Einzugsermächtigung

Bei der Auftragsart Einzugsermächtigung ist der Zahlungsempfänger berechtigt, fällige Forderungen, für deren Geltendmachung nicht die Vorlage einer Urkunde erforderlich ist, im Einzugsermächtigungsverfahren einzuziehen.
Der Zahlungsempfänger (Auftraggeber) hat von jedem Zahlungspflichtigen, dessen Verbindlichkeiten im Wege des Einzugsermächtigungsverfahrens von dessen Konto eingezogen werden sollen, eine Ermächtigung für diese Vorgangsweise hereinzunehmen. Zusätzlich ist eine gesonderte Vereinbarung zwischen Zahlungsempfänger (Auftraggeber) und Bank notwendig. Die Auftragsart Einzugsermächtigung steht somit im Volksbank Internet Banking nicht standardmäßig zur Verfügung.


 Beschreibung der Eingabefelder

 

Kontonummer Auftraggeber

Hier können Sie mit Hilfe des Listenauswahlfeldes ein Konto auswählen, dem der Auftrag gutgeschrieben werden soll. Bei Auswahl dieses Feldes wird der Name des Auftraggebers auf den Kontonamen zurückgesetzt.

Name
Auftraggeber

Standardmäßig wird der Kontowortlaut bei Auftragsweiterleitung aus den Kontodaten übernommen. Für Einzüge in fremden Namen kann auch ein abweichender Auftraggebernamen (max. 35 Zeichen) eingetragen werden.
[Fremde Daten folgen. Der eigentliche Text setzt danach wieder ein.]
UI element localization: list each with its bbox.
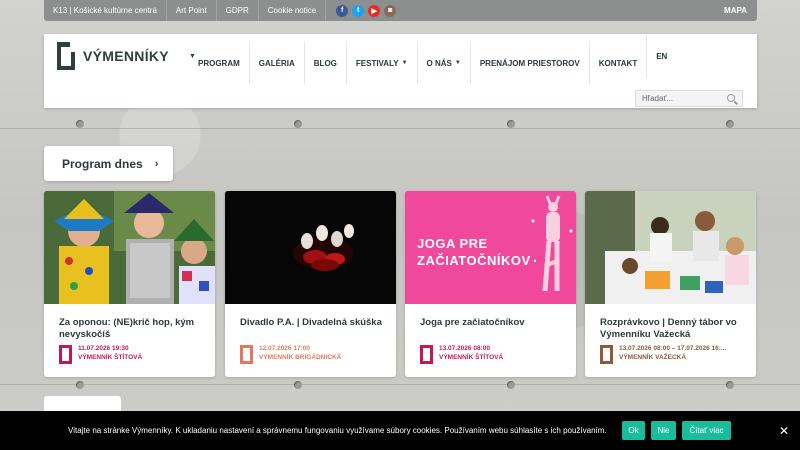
wall-bolt	[294, 120, 302, 128]
facebook-icon[interactable]: f	[336, 4, 349, 17]
event-card[interactable]: JOGA PRE ZAČIATOČNÍKOV Joga pre začiatoč…	[405, 191, 576, 377]
event-card[interactable]: Rozprávkovo | Denný tábor vo Výmenníku V…	[585, 191, 756, 377]
event-title[interactable]: Za oponou: (NE)krič hop, kým nevyskočíš	[59, 317, 205, 341]
logo-mark-icon	[57, 42, 75, 70]
cookie-decline-button[interactable]: Nie	[651, 421, 676, 440]
event-venue: VÝMENNÍK BRIGÁDNICKÁ	[259, 354, 342, 361]
instagram-icon[interactable]: ◙	[384, 4, 397, 17]
nav-item-program[interactable]: PROGRAM	[189, 42, 249, 84]
event-card[interactable]: Za oponou: (NE)krič hop, kým nevyskočíš …	[44, 191, 215, 377]
topbar-link-art-point[interactable]: Art Point	[167, 0, 217, 21]
event-card[interactable]: Divadlo P.A. | Divadelná skúška 12.07.20…	[225, 191, 396, 377]
event-meta: 11.07.2026 19:30 VÝMENNÍK ŠTÍTOVÁ	[59, 344, 142, 364]
nav-label: GALÉRIA	[258, 58, 295, 68]
chevron-right-icon: ›	[154, 157, 159, 170]
event-date: 13.07.2026 08:00	[439, 345, 490, 352]
chevron-down-icon: ▼	[401, 60, 408, 66]
nav-label: FESTIVALY	[355, 58, 399, 68]
event-title[interactable]: Joga pre začiatočníkov	[420, 317, 566, 329]
venue-icon	[600, 345, 613, 364]
main-nav: PROGRAM GALÉRIA BLOG FESTIVALY ▼ O NÁS ▼ P…	[189, 35, 676, 84]
wall-bolt	[76, 381, 84, 389]
nav-label: O NÁS	[426, 58, 452, 68]
nav-item-galeria[interactable]: GALÉRIA	[248, 42, 304, 84]
wall-bolt	[294, 381, 302, 389]
nav-label: PRENÁJOM PRIESTOROV	[479, 58, 580, 68]
event-title[interactable]: Divadlo P.A. | Divadelná skúška	[240, 317, 386, 329]
social-links: f t ▶ ◙	[326, 4, 406, 17]
cookie-consent-bar: Vitajte na stránke Výmenníky. K ukladani…	[0, 411, 800, 450]
nav-item-festivaly[interactable]: FESTIVALY ▼	[345, 42, 417, 84]
venue-icon	[420, 345, 433, 364]
event-meta: 13.07.2026 08:00 VÝMENNÍK ŠTÍTOVÁ	[420, 344, 503, 364]
wall-bolt	[507, 120, 515, 128]
event-date: 11.07.2026 19:30	[78, 345, 129, 352]
wall-bolt	[726, 120, 734, 128]
logo-text: VÝMENNÍKY	[83, 48, 169, 64]
search-icon[interactable]	[727, 94, 735, 102]
event-image: JOGA PRE ZAČIATOČNÍKOV	[405, 191, 576, 304]
search-input[interactable]: Hľadať...	[635, 90, 743, 107]
wall-bolt	[726, 381, 734, 389]
youtube-icon[interactable]: ▶	[368, 4, 381, 17]
cookie-read-more-button[interactable]: Čítať viac	[682, 421, 731, 440]
wall-seam	[0, 384, 800, 385]
wall-seam	[0, 128, 800, 129]
event-venue: VÝMENNÍK ŠTÍTOVÁ	[439, 354, 504, 361]
event-venue: VÝMENNÍK VAŽECKÁ	[619, 354, 687, 361]
nav-label: KONTAKT	[598, 58, 638, 68]
site-logo[interactable]: VÝMENNÍKY ▼	[57, 42, 196, 70]
event-venue: VÝMENNÍK ŠTÍTOVÁ	[78, 354, 143, 361]
twitter-icon[interactable]: t	[352, 4, 365, 17]
site-header: VÝMENNÍKY ▼ PROGRAM GALÉRIA BLOG FESTIVA…	[44, 34, 757, 108]
wall-bolt	[507, 381, 515, 389]
event-date: 13.07.2026 08:00 – 17.07.2026 16:...	[619, 345, 727, 352]
event-title[interactable]: Rozprávkovo | Denný tábor vo Výmenníku V…	[600, 317, 746, 341]
nav-item-language-en[interactable]: EN	[646, 35, 676, 77]
topbar-link-k13[interactable]: K13 | Košické kultúrne centrá	[44, 0, 167, 21]
top-bar: K13 | Košické kultúrne centrá Art Point …	[44, 0, 757, 21]
wall-bolt	[76, 120, 84, 128]
map-link[interactable]: MAPA	[724, 6, 757, 15]
event-date: 12.07.2026 17:00	[259, 345, 310, 352]
nav-item-blog[interactable]: BLOG	[303, 42, 346, 84]
topbar-link-cookie-notice[interactable]: Cookie notice	[259, 0, 327, 21]
search-placeholder: Hľadať...	[642, 94, 674, 103]
chevron-down-icon: ▼	[454, 60, 461, 66]
cookie-message: Vitajte na stránke Výmenníky. K ukladani…	[68, 426, 607, 435]
nav-label: PROGRAM	[198, 58, 240, 68]
nav-item-o-nas[interactable]: O NÁS ▼	[416, 42, 470, 84]
program-today-label: Program dnes	[62, 156, 143, 171]
event-meta: 12.07.2026 17:00 VÝMENNÍK BRIGÁDNICKÁ	[240, 344, 341, 364]
nav-label: EN	[656, 51, 668, 61]
event-meta: 13.07.2026 08:00 – 17.07.2026 16:... VÝM…	[600, 344, 726, 364]
event-image	[585, 191, 756, 304]
close-icon[interactable]: ✕	[779, 424, 789, 438]
topbar-link-gdpr[interactable]: GDPR	[217, 0, 259, 21]
nav-item-prenajom[interactable]: PRENÁJOM PRIESTOROV	[469, 42, 589, 84]
event-image	[44, 191, 215, 304]
image-caption: JOGA PRE ZAČIATOČNÍKOV	[417, 236, 531, 268]
nav-item-kontakt[interactable]: KONTAKT	[588, 42, 647, 84]
cookie-accept-button[interactable]: Ok	[622, 421, 645, 440]
event-image	[225, 191, 396, 304]
nav-label: BLOG	[313, 58, 337, 68]
venue-icon	[240, 345, 253, 364]
venue-icon	[59, 345, 72, 364]
program-today-button[interactable]: Program dnes ›	[44, 146, 173, 181]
Durch aktivieren der jeweiligen Check-Box werden die Daten für die Auftragsweiterleitung herangezogen.

Betrag

Geben Sie den Betrag ohne Formatierung ein. Wenn Kommastellen vorhanden sind, ist das Komma zu setzen.

Durchführungsdatum

Das Durchführungsdatum kann max. 360 Tage in der Zukunft liegen und muss in folgendem Format eingegeben werden:
tt.mm.jjjj   oder   tt.mm.jj

Kundendaten

Geben Sie den Inhalt des Mehrzweckfeldes links unten in der Lesezone (Kodierzeile) Ihres Zahl- oder Erlagscheines ein (12stellig, nur Zahlen).

Verwendungszweck

Zur Beschreibung des Zahlungszweckes kann hier ein beliebiger Text eingegeben werden. Es stehen 2 Zeilen à 57 Zeichen zur Verfügung.

Name & Anschrift
Zahlungspflichtiger

Geben Sie den Firmennamen oder den Namen des Zahlungspflichtigen bzw. dessen Adresse ein. Dafür sind maximal 35 Zeichen vorgesehen.

IBAN oder Kontonummer
Zahlungspflichtiger

Geben Sie die Kontonummer (11stellige Zahlenreihe) oder IBAN des Zahlungspflichtigen (20stellige Buchstaben Zahlenkombination) ohne Sonderzeichen (Bindestrich, Schrägstrich, etc.) und Leerzeichen ein. Die Angabe der Bankleitzahl ist bei Angabe einer IBAN nicht erforderlich.

Die IBAN ist eine Norm für die einheitliche Darstellung der Bankverbindung. Sie umfasst das Land des kontoführenden Instituts, Bankleitzahl und Kontonummer des Zahlungspflichtigen und eine Prüfziffer. z.B.:     AT ¦ 61 ¦ 76013 ¦ 00035746811

Bankleitzahl Bank Zahlungspflichtiger

Falls Sie die Bankleitzahl der Bank des Zahlungspflichtigen zur Hand haben, geben Sie die 5stellige BLZ ein. Der dazugehörige Bankname wird bei der Auftragsweiterleitung automatisch übernommen. Ist die eingegebene Zahl ungültig, erscheint ein Hinweis. Ist die Bankleitzahl der Bank des Zahlungspflichtigen nicht bekannt, so steht Ihnen eine Bankleitzahlsuche zur Verfügung.  

Name Bank Zahlungspflichtiger

Wenn Sie eine korrekte Bankleitzahl eingegeben haben bzw. diese bei der Bankleitzahlen-Suche übernommen wurde, wird der Name der Bank des Zahlungspflichtigen bei der Auftragsweiterleitung automatisch ergänzt.